I am now 17 and I have a boyfriend who can buy me things. He bought me a cellular phone and my mother took it away. She was going to destroy it, but my stepfather told her not to destroy it because it was expensive. I told her that it is my boyfriend who bought it for me. She said that the next thing he is going to do is ask me for sex, because men are not giving away anything for nothing.
My boyfriend bought me a lovely pair of pants and some blouses for Christmas. I have to be hiding them at a friend's house. I am afraid to take them home. My friend says if I don't take them, she is going to wear them. They are new and I don't want my friend to wear my clothes.
Do you think what my mother is doing is right?
Children wear their siblings' clothes all the time. You seem to be upset because your mother has got into the habit of giving you hand-me-downs and you are not getting anything new from her. Younger children complain about this all the time. If you were getting some of your sister's clothes occasionally, it wouldn't be so bad, but that is happening all the time. However, you should give God thanks that these clothes can fit you and you can wear them proudly.
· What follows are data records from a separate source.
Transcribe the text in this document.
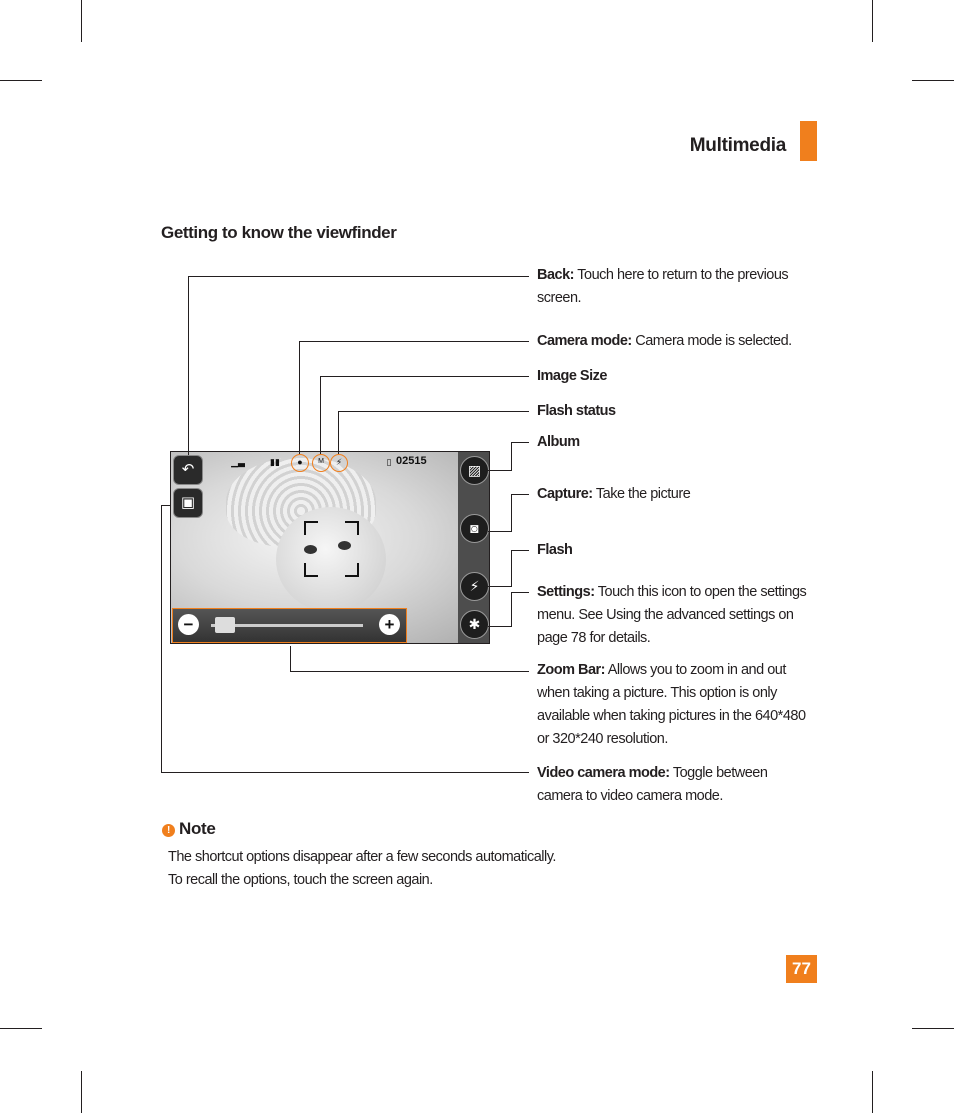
Multimedia
Getting to know the viewfinder
▁▃	▮▮	●	M	⚡	▯ 02515
↶
▣
▨
◙
⚡
✱
−	+
Back: Touch here to return to the previous screen.
Camera mode: Camera mode is selected.
Image Size
Flash status
Album
Capture: Take the picture
Flash
Settings: Touch this icon to open the settings menu. See Using the advanced settings on page 78 for details.
Zoom Bar: Allows you to zoom in and out when taking a picture. This option is only available when taking pictures in the 640*480 or 320*240 resolution.
Video camera mode: Toggle between camera to video camera mode.
! Note
The shortcut options disappear after a few seconds automatically.
To recall the options, touch the screen again.
77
It is unfortunate that your father does not support you. He is a worthless man. You have told your mother the truth about the cell phone. I am glad she did not destroy it. You should tell your stepfather about the clothes you have as gifts from your boyfriend, and that they are at your friend's house but you are afraid to bring them to your house. These were gifts for Christmas from your boyfriend. Ask your stepfather to appeal to your mother not to destroy them. Your mother is likely to say that she told you not to accept gifts from this young man, so you should take them back. If she does, sell them to your friend and put away the money.
You are 17 years old; you will soon be 18. At 18, you would be considered an adult, and hopefully your mother's attitude towards you would change. Try and build a good relationship with your mother. Perhaps she is being overly protective because men, like your father, have not treated her well, so she does not want you to fall into the same rut.